O carcinoma de células escamosas, segundo o próprio boletim médico, foi diagnosticado em estágio inicial e tratado com a simples retirada das lesões, sem necessidade de quimioterapia, radioterapia ou medicação contínua. De acordo com Birolini, “o problema está resolvido” e não há “tratamento coadjuvante necessário no momento”, apenas acompanhamento periódico.

Essa característica reduz significativamente a possibilidade de o câncer ser considerado um impedimento ao cumprimento da pena, segundo os critérios legais.

“O simples diagnóstico de câncer não garante prisão domiciliar”, reforça Ilmar Muniz. “A lei não prevê que o simples diagnóstico de câncer seja suficiente. O critério é a gravidade e a possibilidade (ou não) de tratamento dentro do sistema prisional. Se a doença puder ser acompanhada e tratada adequadamente no presídio ou em hospitais vinculados ao Estado, a prisão domiciliar não se aplica.”

Além disso, o carcinoma do tipo identificado em Bolsonaro não afeta o sistema imunológico de forma grave nem exige internações recorrentes, diferentemente de tumores metastáticos, por exemplo, que costumam justificar a medida.

E se a doença evoluir?

Caso novas lesões surjam ou o câncer apresente evolução agressiva, a defesa poderá renovar o pedido com base em novos laudos. Nessa hipótese, a administração penitenciária também pode, por conta própria, comunicar à Justiça a impossibilidade de oferecer tratamento adequado, o que abriria caminho para revisão das condições de custódia.

Ainda assim, o processo seguirá os trâmites legais: manifestação do Ministério Público, perícia oficial e decisão judicial fundamentada.

“O laudo da defesa serve como indício inicial, mas quase sempre é necessário que a Justiça confirme a gravidade da doença por meio de perícia oficial”, detalha Muniz.

Sistema prisional

Embora a lei exija que o tratamento seja possível dentro do sistema carcerário, a realidade é diferente. Segundo Muniz, “na prática, o tratamento é bastante precário. O preso depende do encaminhamento da unidade prisional para hospitais públicos de referência. Há dificuldades logísticas, falta de escolta, demora em consultas e exames, e escassez de medicamentos”.

Essas deficiências muitas vezes levam a judicializações individuais, com pedidos de liminar para acesso a exames, remédios ou internações. Porém, isso só reforça a necessidade de avaliação técnica caso a caso, sem presunção automática de que qualquer diagnóstico enseja prisão domiciliar.

Bolsonaro pode usar a desculpa?

Sim, mas não com garantia de sucesso. O diagnóstico serve para instruir um pedido, mas não é suficiente por si só para justificar a manutenção ou a concessão de prisão domiciliar. Como destaca Ilmar Muniz, “não é caso de um diagnóstico grave ou incapacitante, ao menos até o momento. O tipo de câncer identificado é comum e, quando tratado de forma precoce, como ocorreu, tem prognóstico favorável”.

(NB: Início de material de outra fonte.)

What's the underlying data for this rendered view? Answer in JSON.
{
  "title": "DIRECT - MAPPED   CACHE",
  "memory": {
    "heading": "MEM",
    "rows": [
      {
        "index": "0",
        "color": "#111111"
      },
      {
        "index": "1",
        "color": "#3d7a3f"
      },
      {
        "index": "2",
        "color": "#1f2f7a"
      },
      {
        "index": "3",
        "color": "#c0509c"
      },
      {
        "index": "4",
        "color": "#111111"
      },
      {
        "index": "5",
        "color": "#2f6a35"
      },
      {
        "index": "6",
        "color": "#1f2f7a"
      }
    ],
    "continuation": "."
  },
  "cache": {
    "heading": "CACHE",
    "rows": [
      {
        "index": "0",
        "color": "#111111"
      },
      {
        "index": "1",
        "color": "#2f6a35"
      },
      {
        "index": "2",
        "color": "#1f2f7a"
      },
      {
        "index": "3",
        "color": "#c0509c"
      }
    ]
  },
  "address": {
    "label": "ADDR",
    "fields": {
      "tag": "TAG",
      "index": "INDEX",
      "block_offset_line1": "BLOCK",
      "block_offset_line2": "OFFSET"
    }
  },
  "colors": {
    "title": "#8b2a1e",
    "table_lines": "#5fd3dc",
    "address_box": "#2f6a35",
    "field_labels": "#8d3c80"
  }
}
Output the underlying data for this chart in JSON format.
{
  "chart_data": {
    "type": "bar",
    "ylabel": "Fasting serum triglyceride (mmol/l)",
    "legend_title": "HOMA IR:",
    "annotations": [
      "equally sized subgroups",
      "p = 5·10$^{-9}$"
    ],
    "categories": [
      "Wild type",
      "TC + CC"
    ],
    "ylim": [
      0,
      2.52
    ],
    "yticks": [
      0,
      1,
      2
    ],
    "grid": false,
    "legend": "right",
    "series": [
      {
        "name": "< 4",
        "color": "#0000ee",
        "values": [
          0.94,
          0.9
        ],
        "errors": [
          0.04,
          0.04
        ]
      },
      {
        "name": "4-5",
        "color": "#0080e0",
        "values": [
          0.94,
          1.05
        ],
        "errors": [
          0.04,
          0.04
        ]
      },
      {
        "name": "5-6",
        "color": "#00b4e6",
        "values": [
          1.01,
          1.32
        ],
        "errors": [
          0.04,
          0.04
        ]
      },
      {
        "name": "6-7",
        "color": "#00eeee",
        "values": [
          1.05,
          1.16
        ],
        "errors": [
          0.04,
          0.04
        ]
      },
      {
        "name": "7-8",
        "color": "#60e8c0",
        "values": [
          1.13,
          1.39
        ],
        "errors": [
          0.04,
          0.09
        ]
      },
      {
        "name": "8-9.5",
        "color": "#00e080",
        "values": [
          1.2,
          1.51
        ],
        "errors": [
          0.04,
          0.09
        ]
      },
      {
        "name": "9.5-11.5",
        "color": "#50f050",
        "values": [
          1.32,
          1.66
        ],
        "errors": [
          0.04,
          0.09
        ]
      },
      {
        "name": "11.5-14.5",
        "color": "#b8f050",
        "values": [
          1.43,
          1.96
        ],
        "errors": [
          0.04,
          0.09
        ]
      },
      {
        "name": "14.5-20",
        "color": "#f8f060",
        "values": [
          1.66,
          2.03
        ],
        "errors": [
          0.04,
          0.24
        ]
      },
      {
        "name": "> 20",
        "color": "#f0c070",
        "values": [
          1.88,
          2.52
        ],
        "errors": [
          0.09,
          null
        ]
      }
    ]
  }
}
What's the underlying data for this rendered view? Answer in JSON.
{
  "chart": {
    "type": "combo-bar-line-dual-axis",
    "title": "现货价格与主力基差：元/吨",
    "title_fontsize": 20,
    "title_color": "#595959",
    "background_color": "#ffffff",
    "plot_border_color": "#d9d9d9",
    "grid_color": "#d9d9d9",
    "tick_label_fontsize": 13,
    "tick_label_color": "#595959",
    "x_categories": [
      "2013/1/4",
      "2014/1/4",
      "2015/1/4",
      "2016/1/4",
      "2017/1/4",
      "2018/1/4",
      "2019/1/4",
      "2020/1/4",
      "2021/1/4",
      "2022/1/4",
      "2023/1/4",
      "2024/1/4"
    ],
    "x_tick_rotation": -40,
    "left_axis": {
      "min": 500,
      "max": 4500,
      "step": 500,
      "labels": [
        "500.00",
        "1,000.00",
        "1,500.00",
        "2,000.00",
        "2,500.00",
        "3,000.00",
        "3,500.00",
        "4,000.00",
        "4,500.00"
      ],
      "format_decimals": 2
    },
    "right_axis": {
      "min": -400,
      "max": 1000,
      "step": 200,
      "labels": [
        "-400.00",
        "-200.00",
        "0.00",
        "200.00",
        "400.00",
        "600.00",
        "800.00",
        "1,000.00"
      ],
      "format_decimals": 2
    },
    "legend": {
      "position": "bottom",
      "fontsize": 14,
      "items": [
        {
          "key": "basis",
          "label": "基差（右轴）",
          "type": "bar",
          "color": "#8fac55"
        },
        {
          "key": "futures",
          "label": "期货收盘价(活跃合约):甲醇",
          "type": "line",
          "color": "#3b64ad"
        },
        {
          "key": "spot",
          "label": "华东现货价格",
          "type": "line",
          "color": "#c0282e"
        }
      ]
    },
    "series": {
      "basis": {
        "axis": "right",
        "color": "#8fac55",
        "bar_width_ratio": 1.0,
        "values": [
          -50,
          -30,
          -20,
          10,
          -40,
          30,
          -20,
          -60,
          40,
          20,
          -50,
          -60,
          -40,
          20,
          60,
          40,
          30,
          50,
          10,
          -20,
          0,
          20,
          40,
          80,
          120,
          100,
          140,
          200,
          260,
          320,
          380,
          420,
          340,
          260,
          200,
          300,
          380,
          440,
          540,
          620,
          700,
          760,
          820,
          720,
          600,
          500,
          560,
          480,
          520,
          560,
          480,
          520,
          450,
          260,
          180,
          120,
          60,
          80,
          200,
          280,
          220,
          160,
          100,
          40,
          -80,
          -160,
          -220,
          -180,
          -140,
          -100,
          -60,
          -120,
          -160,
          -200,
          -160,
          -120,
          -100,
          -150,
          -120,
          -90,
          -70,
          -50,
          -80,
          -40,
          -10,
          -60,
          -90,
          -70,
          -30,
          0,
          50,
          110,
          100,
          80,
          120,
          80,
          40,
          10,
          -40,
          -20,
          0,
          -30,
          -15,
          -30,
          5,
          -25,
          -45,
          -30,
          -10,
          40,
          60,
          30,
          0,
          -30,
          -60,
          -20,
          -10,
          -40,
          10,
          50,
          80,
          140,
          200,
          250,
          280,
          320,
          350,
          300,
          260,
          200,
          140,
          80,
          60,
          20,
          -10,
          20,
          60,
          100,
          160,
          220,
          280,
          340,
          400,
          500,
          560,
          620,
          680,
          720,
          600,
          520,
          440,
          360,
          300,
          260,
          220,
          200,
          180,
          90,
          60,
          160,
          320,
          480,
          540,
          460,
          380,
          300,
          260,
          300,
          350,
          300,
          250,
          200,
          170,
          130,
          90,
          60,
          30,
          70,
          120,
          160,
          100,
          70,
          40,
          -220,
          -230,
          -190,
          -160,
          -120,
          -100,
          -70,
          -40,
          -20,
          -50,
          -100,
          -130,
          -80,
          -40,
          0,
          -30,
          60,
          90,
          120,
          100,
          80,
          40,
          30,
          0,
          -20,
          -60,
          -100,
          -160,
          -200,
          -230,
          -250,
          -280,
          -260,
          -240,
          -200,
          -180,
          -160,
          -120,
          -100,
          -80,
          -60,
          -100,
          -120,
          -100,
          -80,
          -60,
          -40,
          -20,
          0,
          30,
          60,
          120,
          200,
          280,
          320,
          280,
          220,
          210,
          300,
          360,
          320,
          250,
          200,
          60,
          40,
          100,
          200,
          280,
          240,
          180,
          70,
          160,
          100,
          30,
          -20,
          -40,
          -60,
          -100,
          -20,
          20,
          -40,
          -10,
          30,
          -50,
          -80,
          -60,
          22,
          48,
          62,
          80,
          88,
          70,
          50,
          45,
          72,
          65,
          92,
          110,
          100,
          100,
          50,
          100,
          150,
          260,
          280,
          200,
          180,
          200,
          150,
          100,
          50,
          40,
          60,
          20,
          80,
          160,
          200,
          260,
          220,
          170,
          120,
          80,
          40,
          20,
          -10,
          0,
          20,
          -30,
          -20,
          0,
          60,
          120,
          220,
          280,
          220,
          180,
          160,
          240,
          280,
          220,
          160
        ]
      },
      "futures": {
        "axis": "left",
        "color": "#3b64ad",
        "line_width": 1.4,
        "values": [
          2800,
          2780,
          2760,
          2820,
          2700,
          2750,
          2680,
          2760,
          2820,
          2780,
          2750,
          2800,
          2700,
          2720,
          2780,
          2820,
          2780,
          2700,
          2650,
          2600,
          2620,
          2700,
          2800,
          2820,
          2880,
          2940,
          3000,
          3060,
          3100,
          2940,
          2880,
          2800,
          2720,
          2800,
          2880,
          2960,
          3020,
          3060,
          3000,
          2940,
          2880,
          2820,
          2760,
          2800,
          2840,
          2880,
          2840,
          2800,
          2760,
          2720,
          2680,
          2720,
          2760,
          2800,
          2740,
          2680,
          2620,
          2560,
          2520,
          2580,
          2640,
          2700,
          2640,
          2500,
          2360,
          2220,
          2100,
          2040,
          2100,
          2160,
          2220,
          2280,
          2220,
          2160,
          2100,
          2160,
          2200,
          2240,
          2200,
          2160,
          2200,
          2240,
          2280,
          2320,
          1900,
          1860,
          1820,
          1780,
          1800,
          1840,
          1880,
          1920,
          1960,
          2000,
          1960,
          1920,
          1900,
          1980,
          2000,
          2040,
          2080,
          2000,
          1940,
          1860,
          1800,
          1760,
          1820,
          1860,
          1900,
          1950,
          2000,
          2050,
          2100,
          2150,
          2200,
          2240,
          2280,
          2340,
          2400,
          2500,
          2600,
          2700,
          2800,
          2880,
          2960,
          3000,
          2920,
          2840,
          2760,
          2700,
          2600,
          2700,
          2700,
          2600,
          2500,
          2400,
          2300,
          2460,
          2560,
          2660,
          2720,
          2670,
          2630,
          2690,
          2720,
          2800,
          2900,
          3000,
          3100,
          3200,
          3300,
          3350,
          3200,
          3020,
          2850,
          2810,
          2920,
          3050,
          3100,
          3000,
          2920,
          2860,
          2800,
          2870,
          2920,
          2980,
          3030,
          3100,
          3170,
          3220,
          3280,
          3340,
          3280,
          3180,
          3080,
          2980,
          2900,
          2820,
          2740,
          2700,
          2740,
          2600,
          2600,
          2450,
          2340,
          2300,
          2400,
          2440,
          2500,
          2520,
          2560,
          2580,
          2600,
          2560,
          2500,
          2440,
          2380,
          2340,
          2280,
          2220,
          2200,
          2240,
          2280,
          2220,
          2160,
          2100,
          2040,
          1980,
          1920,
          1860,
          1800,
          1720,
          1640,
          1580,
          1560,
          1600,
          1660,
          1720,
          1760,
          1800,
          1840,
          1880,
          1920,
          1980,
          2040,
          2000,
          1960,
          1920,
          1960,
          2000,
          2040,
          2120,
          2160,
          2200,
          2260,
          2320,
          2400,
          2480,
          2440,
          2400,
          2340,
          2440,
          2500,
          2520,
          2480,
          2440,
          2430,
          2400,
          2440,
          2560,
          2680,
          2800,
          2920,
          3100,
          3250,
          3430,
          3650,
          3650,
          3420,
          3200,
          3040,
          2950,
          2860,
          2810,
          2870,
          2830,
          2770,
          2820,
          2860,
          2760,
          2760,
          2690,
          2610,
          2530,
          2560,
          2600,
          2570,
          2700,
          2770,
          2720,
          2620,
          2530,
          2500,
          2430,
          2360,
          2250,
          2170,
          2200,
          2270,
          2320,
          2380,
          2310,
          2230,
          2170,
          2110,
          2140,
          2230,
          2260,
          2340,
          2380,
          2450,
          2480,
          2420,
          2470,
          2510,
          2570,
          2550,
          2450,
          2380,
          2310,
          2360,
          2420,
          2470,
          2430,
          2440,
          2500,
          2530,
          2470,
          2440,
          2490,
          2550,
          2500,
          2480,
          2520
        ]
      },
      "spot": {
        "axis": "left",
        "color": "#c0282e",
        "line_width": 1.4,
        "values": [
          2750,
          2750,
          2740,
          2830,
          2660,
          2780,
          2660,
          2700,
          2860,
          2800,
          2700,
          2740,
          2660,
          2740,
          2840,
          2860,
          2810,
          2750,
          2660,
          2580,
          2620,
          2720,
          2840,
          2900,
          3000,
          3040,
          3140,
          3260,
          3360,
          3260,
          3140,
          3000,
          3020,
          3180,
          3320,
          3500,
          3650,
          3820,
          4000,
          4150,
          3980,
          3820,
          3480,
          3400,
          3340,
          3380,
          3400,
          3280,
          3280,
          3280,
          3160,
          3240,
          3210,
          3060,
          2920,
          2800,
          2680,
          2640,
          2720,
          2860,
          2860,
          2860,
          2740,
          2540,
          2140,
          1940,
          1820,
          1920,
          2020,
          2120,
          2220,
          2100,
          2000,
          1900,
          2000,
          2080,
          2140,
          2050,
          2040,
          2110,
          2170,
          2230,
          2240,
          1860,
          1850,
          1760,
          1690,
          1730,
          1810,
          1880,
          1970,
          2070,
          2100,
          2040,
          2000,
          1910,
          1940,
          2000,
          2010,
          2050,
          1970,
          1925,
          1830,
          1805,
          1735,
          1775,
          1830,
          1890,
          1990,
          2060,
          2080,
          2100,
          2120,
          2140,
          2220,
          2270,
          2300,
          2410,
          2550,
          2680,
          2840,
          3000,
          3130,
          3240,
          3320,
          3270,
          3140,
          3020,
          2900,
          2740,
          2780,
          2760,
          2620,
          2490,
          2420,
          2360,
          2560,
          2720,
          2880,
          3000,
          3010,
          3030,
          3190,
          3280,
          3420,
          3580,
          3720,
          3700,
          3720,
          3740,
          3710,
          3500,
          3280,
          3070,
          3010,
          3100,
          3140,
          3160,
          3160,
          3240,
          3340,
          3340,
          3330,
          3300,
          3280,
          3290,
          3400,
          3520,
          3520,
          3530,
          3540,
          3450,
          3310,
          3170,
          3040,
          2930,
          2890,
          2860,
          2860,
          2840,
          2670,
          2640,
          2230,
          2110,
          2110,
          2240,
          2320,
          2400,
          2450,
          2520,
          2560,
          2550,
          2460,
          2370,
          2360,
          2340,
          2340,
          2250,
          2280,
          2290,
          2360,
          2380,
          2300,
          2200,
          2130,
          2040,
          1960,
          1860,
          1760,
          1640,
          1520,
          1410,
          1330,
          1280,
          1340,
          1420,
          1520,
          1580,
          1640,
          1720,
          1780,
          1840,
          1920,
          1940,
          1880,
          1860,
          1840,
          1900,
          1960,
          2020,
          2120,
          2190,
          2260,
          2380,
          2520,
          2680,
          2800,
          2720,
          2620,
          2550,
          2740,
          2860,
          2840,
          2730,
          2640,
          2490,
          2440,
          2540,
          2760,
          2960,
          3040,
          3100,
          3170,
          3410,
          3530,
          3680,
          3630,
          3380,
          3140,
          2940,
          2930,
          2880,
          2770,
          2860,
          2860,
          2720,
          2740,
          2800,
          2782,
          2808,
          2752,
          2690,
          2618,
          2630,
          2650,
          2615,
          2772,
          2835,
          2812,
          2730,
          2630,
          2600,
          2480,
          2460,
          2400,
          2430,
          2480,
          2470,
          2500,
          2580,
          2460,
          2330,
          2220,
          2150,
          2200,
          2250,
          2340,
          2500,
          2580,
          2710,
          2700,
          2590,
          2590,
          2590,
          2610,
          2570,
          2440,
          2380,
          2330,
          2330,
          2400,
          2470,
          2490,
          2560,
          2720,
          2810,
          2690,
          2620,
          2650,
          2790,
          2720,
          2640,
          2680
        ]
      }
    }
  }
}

Nesse contexto, a prisão domiciliar de Bolsonaro não parece juridicamente sustentada por seu quadro clínico atual, ainda que a avaliação definitiva dependa de perícia oficial, caso a defesa insista nesse caminho.

Conclusão

A possibilidade de Bolsonaro continuar em prisão domiciliar por causa do câncer depende de dois fatores principais: a gravidade da doença e a impossibilidade de tratamento no sistema prisional. No estado atual do diagnóstico, carcinoma de células escamosas “in situ”, tratado cirurgicamente e sem complicações, a concessão da domiciliar não encontra respaldo legal sólido.